Living an inspiring life

Yes, that is a bowl full of pomegranate seeds. I scooped them out myself. And of course, when I finished de-seeding this lovely fruit, I took a picture. Because it took a good 20 minutes and I was proud of myself for getting every last seed out of the darn shell.

Your life is your message to the world. Make sure it's inspiring.

I believe this to be true and I so want to heed this advice.

I registered for my second writer's conference this morning - a memoir writer's retreat - in March of 2013. I want to make my dreams of sharing my story a reality and I'm taking concrete steps towards my goal of publishing my memoir. I want to be an inspiration to other young women living with bipolar disorder who are wondering if they'll ever be able to have kids. I'm living proof that it is possible.

Now, let's be real here. I'm not perfect. I most certainly have my moments. Those times when I'm overtired, stressed out from a work deadline, and the kids are arguing over a toy - those are the times when I need help. And I've learned when to ask for it and how to not feel guilty about needing a little time to myself in order to re-charge my batteries. It helps me tremendously and then when I jump back into the action I am that much more prepared to handle anything.
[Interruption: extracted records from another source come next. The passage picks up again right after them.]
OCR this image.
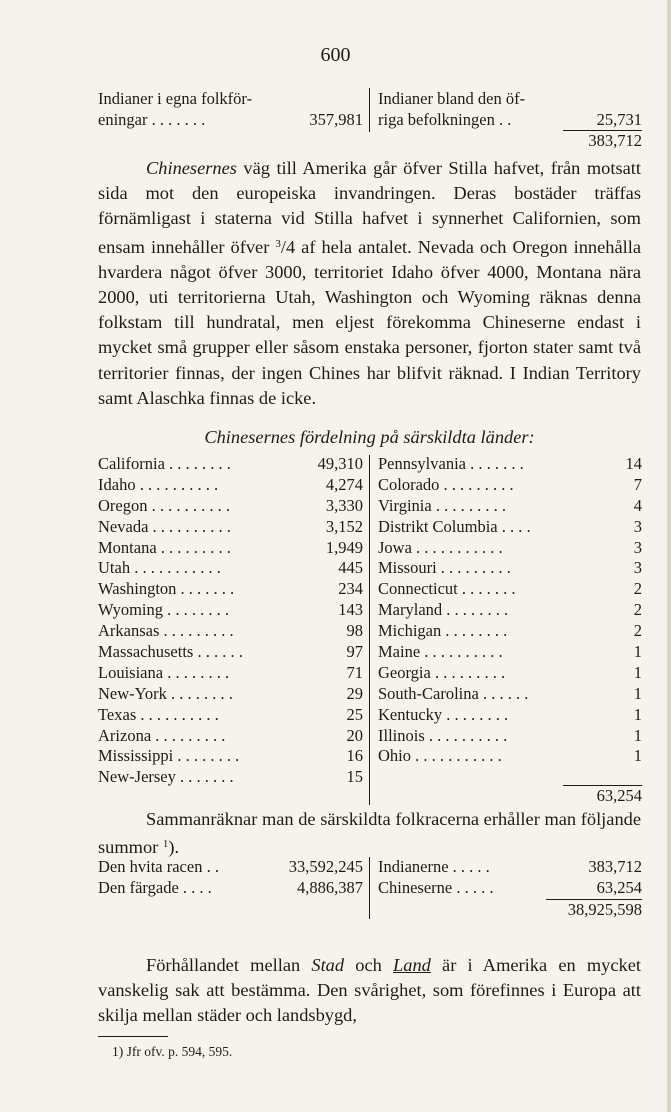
600
Indianer i egna folkför-
eningar . . . . . . .	357,981
Indianer bland den öf-
riga befolkningen . .	25,731
383,712

Chinesernes väg till Amerika går öfver Stilla hafvet, från motsatt sida mot den europeiska invandringen. Deras bostäder träffas förnämligast i staterna vid Stilla hafvet i synnerhet Californien, som ensam innehåller öfver $^3$/4 af hela antalet. Nevada och Oregon innehålla hvardera något öfver 3000, territoriet Idaho öfver 4000, Montana nära 2000, uti territorierna Utah, Washington och Wyoming räknas denna folkstam till hundratal, men eljest förekomma Chineserne endast i mycket små grupper eller såsom enstaka personer, fjorton stater samt två territorier finnas, der ingen Chines har blifvit räknad. I Indian Territory samt Alaschka finnas de icke.

Chinesernes fördelning på särskildta länder:
California . . . . . . . .	49,310
Idaho . . . . . . . . . .	4,274
Oregon . . . . . . . . . .	3,330
Nevada . . . . . . . . . .	3,152
Montana . . . . . . . . .	1,949
Utah . . . . . . . . . . .	445
Washington . . . . . . .	234
Wyoming . . . . . . . .	143
Arkansas . . . . . . . . .	98
Massachusetts . . . . . .	97
Louisiana . . . . . . . .	71
New-York . . . . . . . .	29
Texas . . . . . . . . . .	25
Arizona . . . . . . . . .	20
Mississippi . . . . . . . .	16
New-Jersey . . . . . . .	15
Pennsylvania . . . . . . .	14
Colorado . . . . . . . . .	7
Virginia . . . . . . . . .	4
Distrikt Columbia . . . .	3
Jowa . . . . . . . . . . .	3
Missouri . . . . . . . . .	3
Connecticut . . . . . . .	2
Maryland . . . . . . . .	2
Michigan . . . . . . . .	2
Maine . . . . . . . . . .	1
Georgia . . . . . . . . .	1
South-Carolina . . . . . .	1
Kentucky . . . . . . . .	1
Illinois . . . . . . . . . .	1
Ohio . . . . . . . . . . .	1
63,254

Sammanräknar man de särskildta folkracerna erhåller man följande summor $^1$).

Den hvita racen . .	33,592,245
Den färgade . . . .	4,886,387
Indianerne . . . . .	383,712
Chineserne . . . . .	63,254
38,925,598

Förhållandet mellan Stad och Land är i Amerika en mycket vanskelig sak att bestämma. Den svårighet, som förefinnes i Europa att skilja mellan städer och landsbygd,

1) Jfr ofv. p. 594, 595.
Just like a pomegranate is a tough fruit to de-seed, I think I'm a pretty complicated individual. And yet, I wear my emotions on my sleeve. I'm the type of person who would share my life story with someone I just met, if they wanted to listen. I love meeting new people and making connections; I feel like that is such a huge part of what life is all about. I believe everyone on this Earth has something to share. Me? I want to share my story of how mental illness crept up on me and emerged out of nowhere, shocking the living daylights out of me, my husband, my parents, our siblings and our friends. How I rode a roller coaster of emotions for a year and a half before finally becoming stable and healthy again, only to be thrown on the same haunting ride of my past, landing in the hospital twice more, yet emerging a stronger, more determined and driven version of myself than I was before.
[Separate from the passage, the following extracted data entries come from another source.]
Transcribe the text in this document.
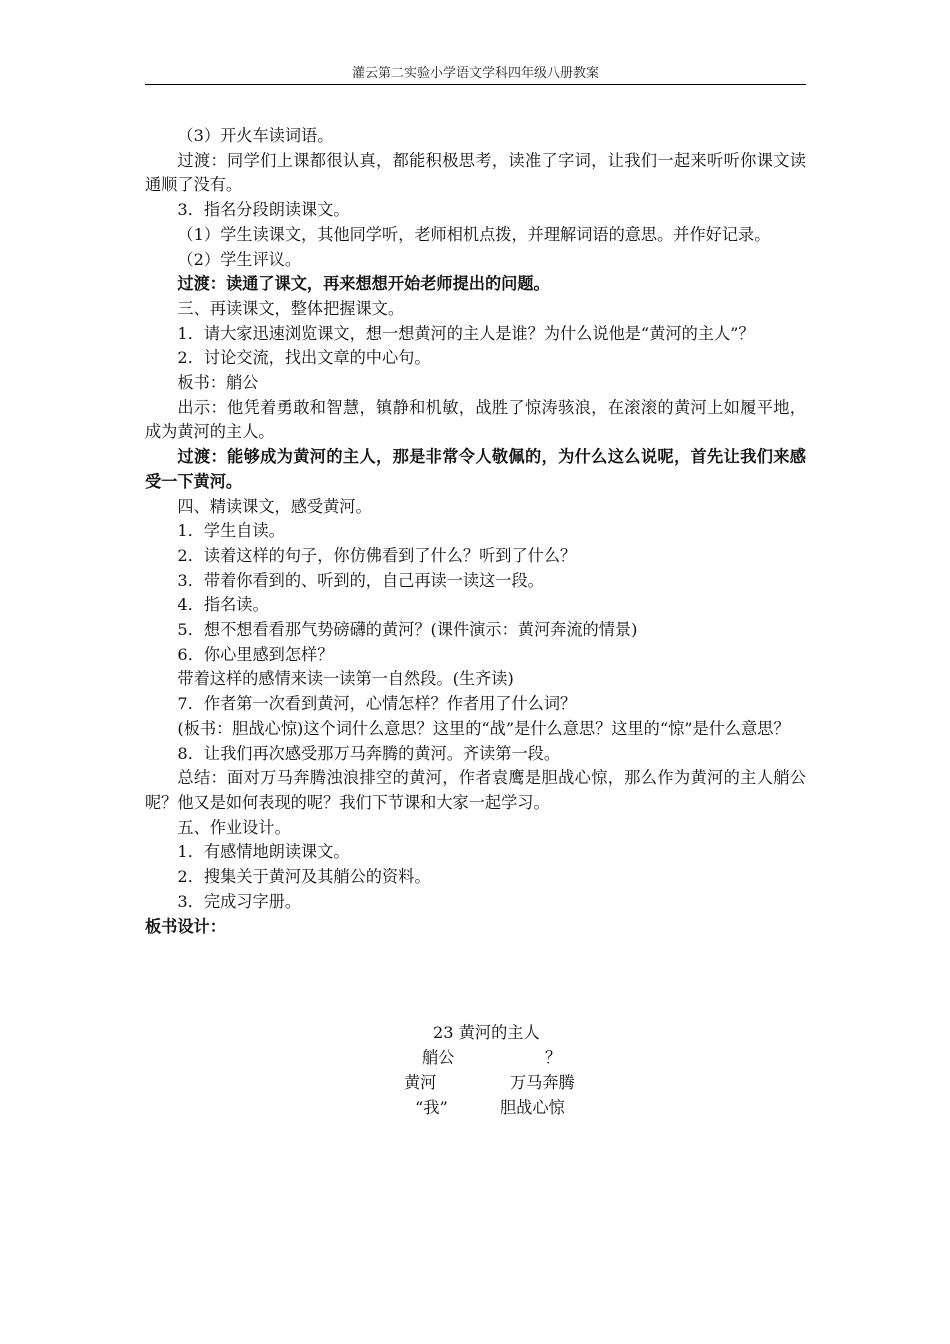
灌云第二实验小学语文学科四年级八册教案

（3）开火车读词语。

过渡：同学们上课都很认真，都能积极思考，读准了字词，让我们一起来听听你课文读通顺了没有。

3．指名分段朗读课文。

（1）学生读课文，其他同学听，老师相机点拨，并理解词语的意思。并作好记录。

（2）学生评议。

过渡：读通了课文，再来想想开始老师提出的问题。

三、再读课文，整体把握课文。

1．请大家迅速浏览课文，想一想黄河的主人是谁？为什么说他是“黄河的主人”？

2．讨论交流，找出文章的中心句。

板书：艄公

出示：他凭着勇敢和智慧，镇静和机敏，战胜了惊涛骇浪，在滚滚的黄河上如履平地，成为黄河的主人。

过渡：能够成为黄河的主人，那是非常令人敬佩的，为什么这么说呢，首先让我们来感受一下黄河。

四、精读课文，感受黄河。

1．学生自读。

2．读着这样的句子，你仿佛看到了什么？听到了什么？

3．带着你看到的、听到的，自己再读一读这一段。

4．指名读。

5．想不想看看那气势磅礴的黄河？(课件演示：黄河奔流的情景)

6．你心里感到怎样？

带着这样的感情来读一读第一自然段。(生齐读)

7．作者第一次看到黄河，心情怎样？作者用了什么词？

(板书：胆战心惊)这个词什么意思？这里的“战”是什么意思？这里的“惊”是什么意思？

8．让我们再次感受那万马奔腾的黄河。齐读第一段。

总结：面对万马奔腾浊浪排空的黄河，作者袁鹰是胆战心惊，那么作为黄河的主人艄公呢？他又是如何表现的呢？我们下节课和大家一起学习。

五、作业设计。

1．有感情地朗读课文。

2．搜集关于黄河及其艄公的资料。

3．完成习字册。

板书设计：

23 黄河的主人
艄公	？
黄河	万马奔腾
“我”	胆战心惊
I've decided that I'm going to start carving time out of my schedule to write. An hour a day is what I'm going to start with. Whether it be a blog post, a journal entry, a chapter of my book, or time spent reading other memoirs, I'm writing down goals so that I can measure my progress. I learned a ton in Sanibel (and met a bunch of really extraordinary people) which I want to apply to my writing in order to improve and grow as a writer. Beginning in January I am going to set new goals, specific to my book project, so that I can truly hold myself accountable and make progress every day.

I can feel my dreams moving closer within my reach. Because if I write words, they turn into sentences; if I write sentences, they turn into paragraphs; if I write paragraphs, they turn into pages; if I write pages they will eventually turn into my book. Just like it took patience and determination to empty the pomegranate of its seeds (have you ever tried to open one of those darn things?? Talk about the fruits of your labor. Sheesh.), I will eventually get all of my thoughts out on paper in a concise, engaging story which will hopefully help to end stigma and educate not only young women living with bipolar disorder, but also their families, friends, doctors, and therapists. Just because someone is living with a mental illness, it doesn't mean they cannot enjoy the good life.

I love my life. I feel incredibly blessed. So glad that Thanksgiving is right around the corner because I have so much to be thankful for.